Braska si sporse per vedere meglio, ma
il capannello di monaci e curiosi era troppo fitto.
“Uno straniero”, rispose il
mercante, sollevato dal vedere un evocatore e il suo guardiano sulla
scena. “È arrivato qui poco fa, strepitando come
un ossesso.
Chiedeva di Zanarkand. 'Dov'è Zanarkand', diceva, 'non
nascondetemela', e poi ha detto qualcosa su un canto, ma l'unico
canto qui è l'inno che la Fede di Djose oggi sta intonando,
sia lode a Yevon per averci dato occasione di ascoltarlo.”
“Non
siamo riusciti a capire cosa volesse”, si intromise una
signora. “A
un certo punto deve aver capito di non essere a Zanarkand, povero
pazzo, e si è messo a battere per terra con le gambe e con
le
braccia. Dopo un po' ha smesso anche con quello, ora è
semplicemente... lì.”
Braska non perse un istante e si fece
largo fra la piccola folla, col fiato sospeso finché non
vide
coi suoi occhi Jecht inginocchiato al centro dello spiazzo, esausto e
con gli occhi spiritati, ma perlomeno illeso. A un passo da lui, due
monaci guerrieri gli sbarrarono la strada incrociando le spade.
Braska li fissò incredulo: se anche non l'avessero
riconosciuto come il suo evocatore, che soldato
avrebbe tenuto
lontano un evocatore da un'anima in pena? Fece per raggiungerlo, ma i
due non si spostarono, facendogli anzi cenno con la testa di
andarsene.
“Jecht!”, lo chiamò, “Vieni
qui!”, ma non ottenne reazione.
“Nel nome di Yevon e per la sacra
autorità conferitami, fatemi passare”,
intimò allora
ai due monaci, pregando che quella situazione grottesca si risolvesse
al più presto. Non poter vedere le facce dei due, nascoste
sotto le pesanti celate dell'uniforme, rendeva ancora più
irreale il tutto, che somigliava sempre più a un incubo
dalle
tinte accese, dal vociare indistinto e sommesso dei passanti al canto
sereno della Fede che risuonava nell'insenatura, dalla luce netta del
primo pomeriggio alle saette che guizzavano dalle rocce del tempio.
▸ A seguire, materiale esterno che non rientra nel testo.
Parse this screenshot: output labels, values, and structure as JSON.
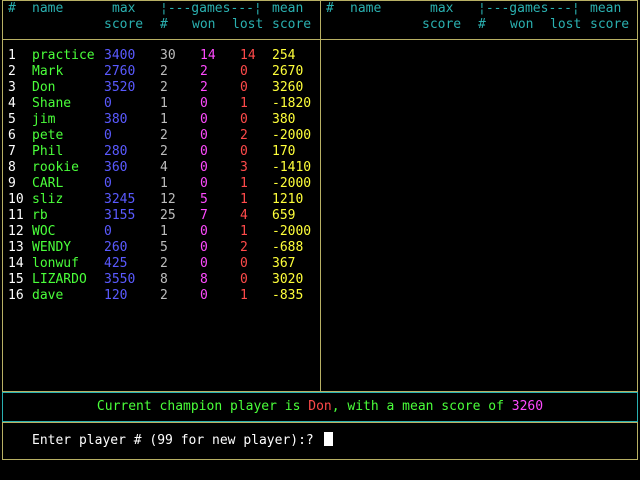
{
  "headers": {
    "row1": {
      "hash": "#",
      "name": "name",
      "max": "max",
      "games": "¦---games---¦",
      "mean": "mean"
    },
    "row2": {
      "score": "score",
      "hash": "#",
      "won": "won",
      "lost": "lost",
      "score2": "score"
    }
  },
  "players": [
    {
      "num": "1",
      "name": "practice",
      "max": "3400",
      "games": "30",
      "won": "14",
      "lost": "14",
      "mean": "254"
    },
    {
      "num": "2",
      "name": "Mark",
      "max": "2760",
      "games": "2",
      "won": "2",
      "lost": "0",
      "mean": "2670"
    },
    {
      "num": "3",
      "name": "Don",
      "max": "3520",
      "games": "2",
      "won": "2",
      "lost": "0",
      "mean": "3260"
    },
    {
      "num": "4",
      "name": "Shane",
      "max": "0",
      "games": "1",
      "won": "0",
      "lost": "1",
      "mean": "-1820"
    },
    {
      "num": "5",
      "name": "jim",
      "max": "380",
      "games": "1",
      "won": "0",
      "lost": "0",
      "mean": "380"
    },
    {
      "num": "6",
      "name": "pete",
      "max": "0",
      "games": "2",
      "won": "0",
      "lost": "2",
      "mean": "-2000"
    },
    {
      "num": "7",
      "name": "Phil",
      "max": "280",
      "games": "2",
      "won": "0",
      "lost": "0",
      "mean": "170"
    },
    {
      "num": "8",
      "name": "rookie",
      "max": "360",
      "games": "4",
      "won": "0",
      "lost": "3",
      "mean": "-1410"
    },
    {
      "num": "9",
      "name": "CARL",
      "max": "0",
      "games": "1",
      "won": "0",
      "lost": "1",
      "mean": "-2000"
    },
    {
      "num": "10",
      "name": "sliz",
      "max": "3245",
      "games": "12",
      "won": "5",
      "lost": "1",
      "mean": "1210"
    },
    {
      "num": "11",
      "name": "rb",
      "max": "3155",
      "games": "25",
      "won": "7",
      "lost": "4",
      "mean": "659"
    },
    {
      "num": "12",
      "name": "WOC",
      "max": "0",
      "games": "1",
      "won": "0",
      "lost": "1",
      "mean": "-2000"
    },
    {
      "num": "13",
      "name": "WENDY",
      "max": "260",
      "games": "5",
      "won": "0",
      "lost": "2",
      "mean": "-688"
    },
    {
      "num": "14",
      "name": "lonwuf",
      "max": "425",
      "games": "2",
      "won": "0",
      "lost": "0",
      "mean": "367"
    },
    {
      "num": "15",
      "name": "LIZARDO",
      "max": "3550",
      "games": "8",
      "won": "8",
      "lost": "0",
      "mean": "3020"
    },
    {
      "num": "16",
      "name": "dave",
      "max": "120",
      "games": "2",
      "won": "0",
      "lost": "1",
      "mean": "-835"
    }
  ],
  "champion": {
    "prefix": "Current champion player is ",
    "name": "Don",
    "middle": ", with a mean score of ",
    "score": "3260"
  },
  "prompt": {
    "text": "Enter player # (99 for new player):? "
  },
  "colors": {
    "border": "#b8b064",
    "header": "#2ab0b0",
    "name": "#4aff3a",
    "max_score": "#5a5aff",
    "games": "#bdbdbd",
    "won": "#ff4aff",
    "lost": "#ff4a4a",
    "mean": "#ffff3a"
  }
}
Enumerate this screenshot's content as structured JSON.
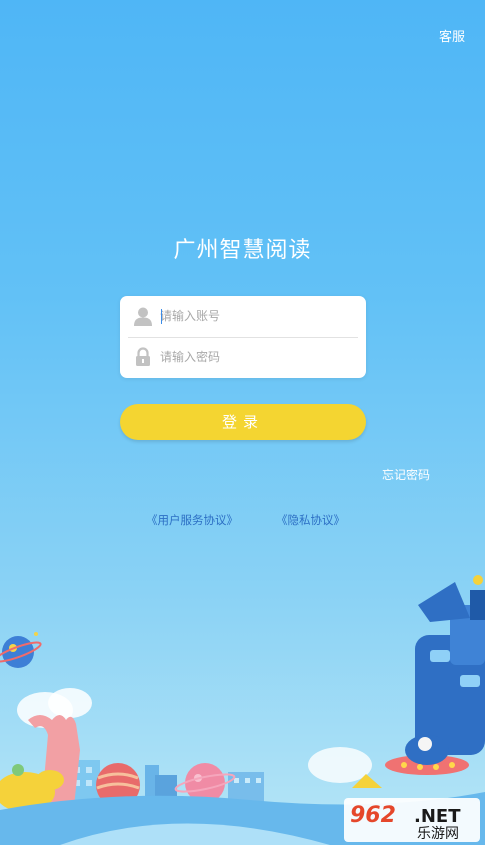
{
  "header": {
    "service_label": "客服"
  },
  "app": {
    "title": "广州智慧阅读"
  },
  "login_form": {
    "account_placeholder": "请输入账号",
    "password_placeholder": "请输入密码",
    "login_label": "登录",
    "forgot_password_label": "忘记密码"
  },
  "agreements": {
    "user_service": "《用户服务协议》",
    "privacy": "《隐私协议》"
  },
  "watermark": {
    "number": "962",
    "tld": ".NET",
    "site_name": "乐游网"
  },
  "icons": {
    "account": "user-silhouette-icon",
    "password": "lock-icon"
  },
  "colors": {
    "background_top": "#4fb6f6",
    "background_bottom": "#b7e6f6",
    "login_button": "#f4d531",
    "agreement_link": "#2c6fc4",
    "card": "#ffffff"
  }
}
Avevano ritrovato Jecht senza doversi attardare, era lì
davanti, vivo, qual era il problema?
“Lord evocatore, non possiamo
permetterle il passaggio”, rispose incerto il più
intrepido
fra i due. “Quest'uomo è agli arresti.”
“Per cosa,
di grazia?”
Braska non riusciva a distogliere gli
occhi dal suo guardiano – da un uomo che stava imparando a
conoscere e apprezzare nella sua forza elementare. Qualcosa lo aveva
ridotto a un guscio vuoto – 'qualcosa' da Zanarkand,
intuì,
e rabbrividì al pensiero – e non poterlo
assistere,
sostenere, al limite concedergli un sonno artificiale che lo
distogliesse dalla sua sofferenza, era ingiusto in un modo
più
limpido e puro di quanto l'evocatore volesse arrivare a comprendere.
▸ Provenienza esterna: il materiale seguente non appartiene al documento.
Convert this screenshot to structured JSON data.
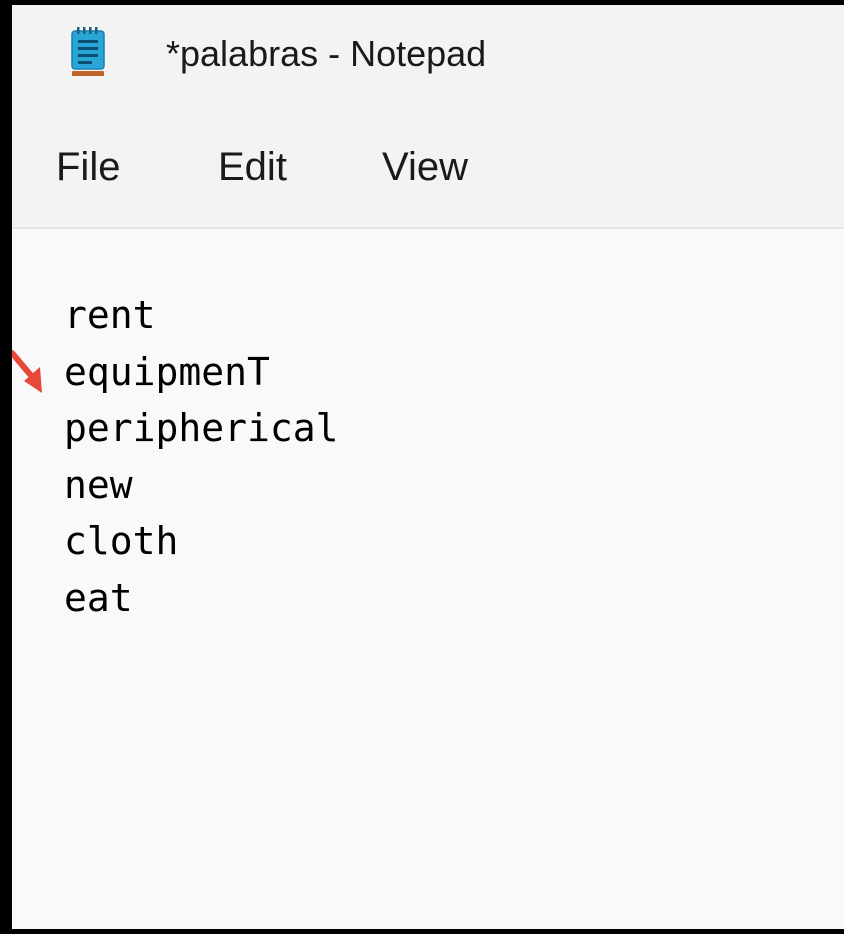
{
  "window": {
    "title": "*palabras - Notepad"
  },
  "menu": {
    "file": "File",
    "edit": "Edit",
    "view": "View"
  },
  "editor": {
    "lines": [
      "rent",
      "equipmenT",
      "peripherical",
      "new",
      "cloth",
      "eat"
    ]
  },
  "icons": {
    "app": "notepad-icon",
    "annotation": "red-arrow-icon"
  },
  "colors": {
    "annotation_arrow": "#e8483a",
    "icon_blue": "#2aa6d6",
    "icon_underline": "#c0642a"
  }
}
“Per bestemmie, signore”, continuò
il monaco. “Gli è stato interdetto ogni contatto
con i
giusti discepoli di Yevon, affinché non li corrompa con la
sua
impurità. Stiamo attendendo Lord Maife perché
pronunci
la sua punizione, signore.”
“Mi appello al Primo Dovere verso i
caduti e i sofferenti”, rispose svelto Braska con una durezza
nella
voce che Auron non ricordava di aver mai sentito. Si portò
vicino al suo evocatore, per ogni evenienza.
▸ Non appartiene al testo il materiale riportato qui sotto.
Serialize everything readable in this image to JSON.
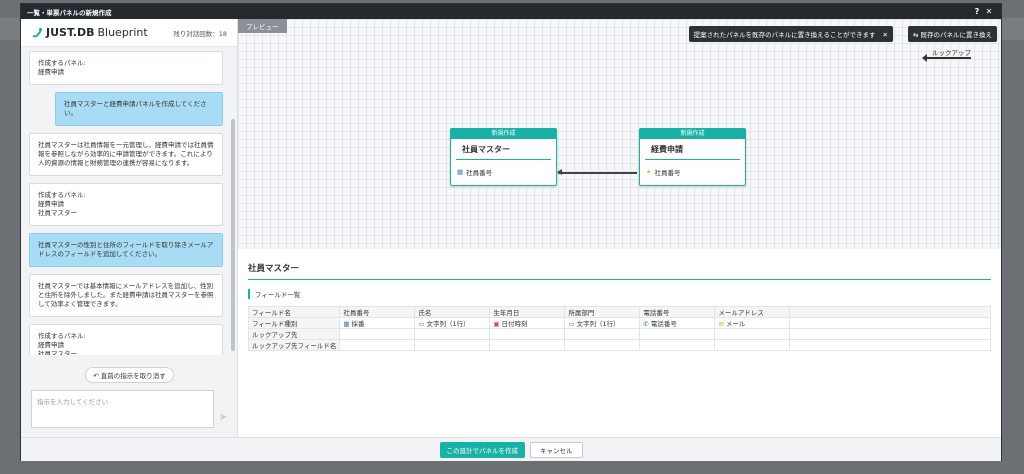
{
  "window": {
    "title": "一覧・単票パネルの新規作成",
    "help": "?",
    "close": "✕"
  },
  "left": {
    "logo_main": "JUST.DB",
    "logo_sub": "Blueprint",
    "remaining": "残り対話回数：18",
    "messages": [
      {
        "role": "system",
        "lines": [
          "作成するパネル:",
          "経費申請"
        ]
      },
      {
        "role": "user",
        "lines": [
          "社員マスターと経費申請パネルを作成してください。"
        ]
      },
      {
        "role": "system",
        "lines": [
          "社員マスターは社員情報を一元管理し、経費申請では社員情",
          "報を参照しながら効率的に申請管理ができます。これにより",
          "人的資源の情報と財務管理の連携が容易になります。"
        ]
      },
      {
        "role": "system",
        "lines": [
          "作成するパネル:",
          "経費申請",
          "社員マスター"
        ]
      },
      {
        "role": "user",
        "lines": [
          "社員マスターの性別と住所のフィールドを取り除きメールア",
          "ドレスのフィールドを追加してください。"
        ]
      },
      {
        "role": "system",
        "lines": [
          "社員マスターでは基本情報にメールアドレスを追加し、性別",
          "と住所を除外しました。また経費申請は社員マスターを参照",
          "して効率よく管理できます。"
        ]
      },
      {
        "role": "system",
        "lines": [
          "作成するパネル:",
          "経費申請",
          "社員マスター"
        ]
      }
    ],
    "undo_label": "直前の指示を取り消す",
    "input_placeholder": "指示を入力してください"
  },
  "preview": {
    "tag": "プレビュー",
    "replace_note": "提案されたパネルを既存のパネルに置き換えることができます",
    "replace_button": "既存のパネルに置き換え",
    "lookup_label": "ルックアップ",
    "cards": [
      {
        "badge": "新規作成",
        "name": "社員マスター",
        "field": "社員番号",
        "icon": "id-card-icon"
      },
      {
        "badge": "新規作成",
        "name": "経費申請",
        "field": "社員番号",
        "icon": "lookup-icon"
      }
    ]
  },
  "details": {
    "title": "社員マスター",
    "field_list_label": "フィールド一覧",
    "columns": [
      "フィールド名",
      "社員番号",
      "氏名",
      "生年月日",
      "所属部門",
      "電話番号",
      "メールアドレス",
      ""
    ],
    "rows": [
      {
        "label": "フィールド種別",
        "cells": [
          "採番",
          "文字列（1行）",
          "日付時刻",
          "文字列（1行）",
          "電話番号",
          "メール",
          ""
        ]
      },
      {
        "label": "ルックアップ先",
        "cells": [
          "",
          "",
          "",
          "",
          "",
          "",
          ""
        ]
      },
      {
        "label": "ルックアップ先フィールド名",
        "cells": [
          "",
          "",
          "",
          "",
          "",
          "",
          ""
        ]
      }
    ]
  },
  "footer": {
    "create": "この設計でパネルを作成",
    "cancel": "キャンセル"
  },
  "colors": {
    "accent": "#19b0a5",
    "user_bubble": "#a8dcf5",
    "titlebar": "#24292d"
  }
}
“Fatemi passare. Negare assistenza ai
bisognosi è una bestemmia in
sé, abbassate
quelle spade. Ora.”
“Sono ordini, signore, e i peccatori
sono fuori dalla grazia di Yevon...”
Braska fece un passo indietro, chiuse
gli occhi, rigirò l'asta fra le mani e la alzò,
un
muscolo per volta, nel primo movimento dell'evocazione. Attese.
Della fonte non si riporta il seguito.